Пролетный гусь - страница 4
Марина возилась у стены вагона, что-то долго вытирала, затем еще дольше натягивала на себя не просохшие после стирки трусы, наконец отрешенно вздохнула и всхлипнула:
– Вот и все… а ты, дура, боялась, как говорится в народе.
Данила притаился, молчал, но скоро понимать начал, что молчать в такое время неудобно, и, как многие мужчины при подобных обстоятельствах, принялся неуклюже каяться:
– Прости! Я ж не знал, что ты такая… – Помолчал, лицо ее пощупал, оно было в слезах. – Войну прошла, огни и воды, и вот…

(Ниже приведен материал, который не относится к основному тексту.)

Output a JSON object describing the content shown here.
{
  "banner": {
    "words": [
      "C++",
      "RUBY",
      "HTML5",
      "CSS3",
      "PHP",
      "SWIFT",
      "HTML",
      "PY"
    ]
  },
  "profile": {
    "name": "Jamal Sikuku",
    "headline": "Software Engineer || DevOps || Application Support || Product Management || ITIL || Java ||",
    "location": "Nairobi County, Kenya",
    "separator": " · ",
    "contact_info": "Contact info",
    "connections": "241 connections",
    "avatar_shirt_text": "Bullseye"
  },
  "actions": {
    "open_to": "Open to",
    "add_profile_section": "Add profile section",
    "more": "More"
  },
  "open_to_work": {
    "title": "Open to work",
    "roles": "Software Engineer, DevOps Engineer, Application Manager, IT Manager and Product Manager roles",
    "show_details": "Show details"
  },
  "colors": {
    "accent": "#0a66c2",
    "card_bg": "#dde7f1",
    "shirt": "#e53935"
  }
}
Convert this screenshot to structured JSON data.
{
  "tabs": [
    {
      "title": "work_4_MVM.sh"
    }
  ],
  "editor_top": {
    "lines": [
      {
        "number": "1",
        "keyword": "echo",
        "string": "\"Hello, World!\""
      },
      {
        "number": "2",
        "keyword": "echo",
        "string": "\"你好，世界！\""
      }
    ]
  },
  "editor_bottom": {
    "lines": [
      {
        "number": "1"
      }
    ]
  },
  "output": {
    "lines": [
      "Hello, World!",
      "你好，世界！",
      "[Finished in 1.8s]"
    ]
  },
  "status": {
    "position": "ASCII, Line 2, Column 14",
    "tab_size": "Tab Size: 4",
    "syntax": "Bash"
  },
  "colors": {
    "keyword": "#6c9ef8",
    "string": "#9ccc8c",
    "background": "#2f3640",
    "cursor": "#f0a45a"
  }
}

Она вдруг встрепенулась, бесцеремонно пощупала его промежность:
– Тюха! Застирывать надо. И брюки, и кальсоны.
– Зачем?
– Зачем? Зачем? Разболокайся, говорю…
В тесноте, неумело ворочаясь, он начал снимать с себя, что велели. Марина помогала ему. Вскоре зачурлюкала вода в кране дежурного бачка для питьевой воды, взбрякивала пряжка ремня, пощелкивали о железо пуговицы, и вот злоумышленница с узлом в руках вскарабкалась на нары, долго пристраивала брюки в открытое окошко, цепляла их за крючки люка, чтоб обдувало.

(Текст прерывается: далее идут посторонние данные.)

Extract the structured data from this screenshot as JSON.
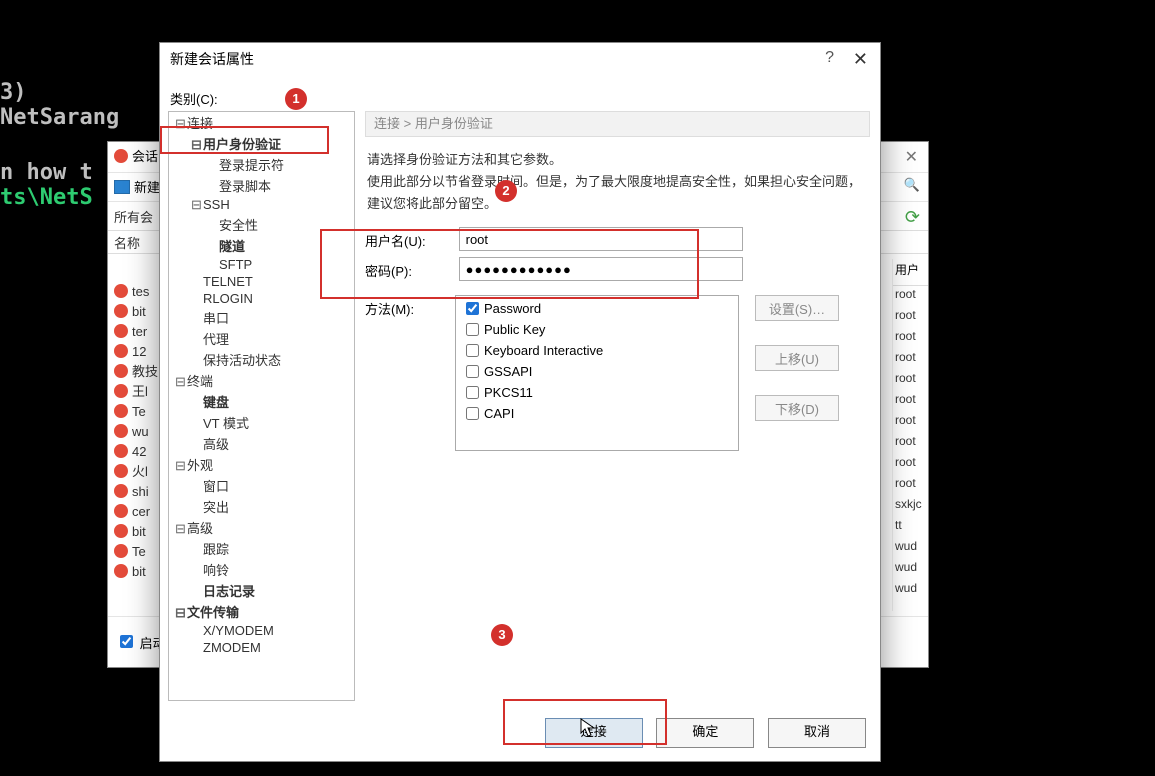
{
  "terminal": {
    "line1": "3)",
    "line2": "NetSarang",
    "line3": "n how t",
    "path": "ts\\NetS"
  },
  "bgdlg": {
    "title": "会话",
    "new": "新建",
    "all": "所有会",
    "col1": "名称",
    "colR": "用户",
    "rows": [
      "tes",
      "bit",
      "ter",
      "12",
      "教技",
      "王l",
      "Te",
      "wu",
      "42",
      "火l",
      "shi",
      "cer",
      "bit",
      "Te",
      "bit"
    ],
    "users": [
      "root",
      "root",
      "root",
      "root",
      "root",
      "root",
      "root",
      "root",
      "root",
      "root",
      "sxkjc",
      "tt",
      "wud",
      "wud",
      "wud"
    ],
    "startup_chk": "启动"
  },
  "dlg": {
    "title": "新建会话属性",
    "cat_label": "类别(C):",
    "breadcrumb": "连接 > 用户身份验证",
    "desc1": "请选择身份验证方法和其它参数。",
    "desc2": "使用此部分以节省登录时间。但是，为了最大限度地提高安全性，如果担心安全问题，建议您将此部分留空。",
    "user_label": "用户名(U):",
    "user_value": "root",
    "pass_label": "密码(P):",
    "pass_value": "●●●●●●●●●●●●",
    "method_label": "方法(M):",
    "methods": {
      "password": "Password",
      "publickey": "Public Key",
      "kbd": "Keyboard Interactive",
      "gssapi": "GSSAPI",
      "pkcs11": "PKCS11",
      "capi": "CAPI"
    },
    "settings_btn": "设置(S)…",
    "up_btn": "上移(U)",
    "down_btn": "下移(D)",
    "connect_btn": "连接",
    "ok_btn": "确定",
    "cancel_btn": "取消"
  },
  "tree": [
    {
      "l": 1,
      "t": "连接",
      "b": false,
      "exp": "-"
    },
    {
      "l": 2,
      "t": "用户身份验证",
      "b": true,
      "exp": "-"
    },
    {
      "l": 3,
      "t": "登录提示符",
      "b": false
    },
    {
      "l": 3,
      "t": "登录脚本",
      "b": false
    },
    {
      "l": 2,
      "t": "SSH",
      "b": false,
      "exp": "-"
    },
    {
      "l": 3,
      "t": "安全性",
      "b": false
    },
    {
      "l": 3,
      "t": "隧道",
      "b": true
    },
    {
      "l": 3,
      "t": "SFTP",
      "b": false
    },
    {
      "l": 2,
      "t": "TELNET",
      "b": false
    },
    {
      "l": 2,
      "t": "RLOGIN",
      "b": false
    },
    {
      "l": 2,
      "t": "串口",
      "b": false
    },
    {
      "l": 2,
      "t": "代理",
      "b": false
    },
    {
      "l": 2,
      "t": "保持活动状态",
      "b": false
    },
    {
      "l": 1,
      "t": "终端",
      "b": false,
      "exp": "-"
    },
    {
      "l": 2,
      "t": "键盘",
      "b": true
    },
    {
      "l": 2,
      "t": "VT 模式",
      "b": false
    },
    {
      "l": 2,
      "t": "高级",
      "b": false
    },
    {
      "l": 1,
      "t": "外观",
      "b": false,
      "exp": "-"
    },
    {
      "l": 2,
      "t": "窗口",
      "b": false
    },
    {
      "l": 2,
      "t": "突出",
      "b": false
    },
    {
      "l": 1,
      "t": "高级",
      "b": false,
      "exp": "-"
    },
    {
      "l": 2,
      "t": "跟踪",
      "b": false
    },
    {
      "l": 2,
      "t": "响铃",
      "b": false
    },
    {
      "l": 2,
      "t": "日志记录",
      "b": true
    },
    {
      "l": 1,
      "t": "文件传输",
      "b": true,
      "exp": "-"
    },
    {
      "l": 2,
      "t": "X/YMODEM",
      "b": false
    },
    {
      "l": 2,
      "t": "ZMODEM",
      "b": false
    }
  ],
  "annotations": {
    "n1": "1",
    "n2": "2",
    "n3": "3"
  }
}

– Кальсоны наденешь мокрые. На штаны солдаты подумают, может, описался боец, кальсоны – это, брат, улика.
Они прибрались и теперь уж лежали, прижавшись друг к другу под шинелью.
– Прости еще раз, – прошептал он еле слышно.
– Да не переживай ты, Даня, не казнись, поздно или рано это неизбежно произошло бы. – И долго, долго молчала, не шевелилась и как-то слишком умудренно и устало добавила: – Да теперь и не зашьешь обратно, даже операционным кетгутом, пластырем не заклеишь. Конечно, не в такой бы постели, не в этом логове, но не одни мы нынче такие бесприютные. Спи! Спи давай. – И она стала, как ребенка, прихлопывать его по шинели, баюкать вроде.
– Выходит, мы теперь уж муж и жена, – засыпая, прошлепал своими детски пухлыми губами Данила.
– Выходит, – подтвердила она и поцеловала его в щеку, в преддверии бороды обметанную пухом.
– А кетгут – это чё?
– Багор через плечо, спи.
Эшелон помаленьку разбредался, кто уходил на московские, на подмосковные станции и за взятки, за трофейное барахлишко пристраивался в пассажирские поезда, кто взбирался на крыши вагонов и, привязав себя к трубам вентиляции, к ступеням, с комфортом дул домой иль куда воину хотелось. Укоротившийся на три вагона эшелон из-под Кенигсберга объединили с другим укоротившимся эшелоном и загнали на станцию Ярославль, где было и без того тесно. Ярославцы погнали эшелон дальше, и закружился он по каким-то снулым, не иначе как еще девятого веку, вологодско-костромским станциям без надзору и призору, пока не выскочил на станцию Буй.
Ну, на крупном железнодорожном узле под таким хлестким названием шуток не любили, анархий не воспринимали. Здесь военный комендант слепому, почти безнадзорному движению эшелонов с фронта решил придать хоть какой-нибудь порядок и хоть как-то ввести их в поток нормального движения. Эшелон укоротился еще раз, и значительно укоротился, затарахтел вперед на восток, и, хоть не ходко и не в лад с пассажирскими поездами тарахтел, дело кончилось тем, что в глухой час ночи Марина растолкала Данилу и в панике зашлась громким шепотом:
– Чуфырино! Слышь, Данила, Чуфырино! Да проснись же ты, неужто за дорогу не выспался? – И она вытолкала его из обжитого, родным сделавшегося товарного вагона. Несколько давних спутников проснулись, кто-то, скорее всего Оноприйчук, скинул вниз котелок, старую шинель, бушлат, на котором они спали, и холщовый мешок с булкой хлеба, с десятком пачек концентратов и парой банок американской тушенки.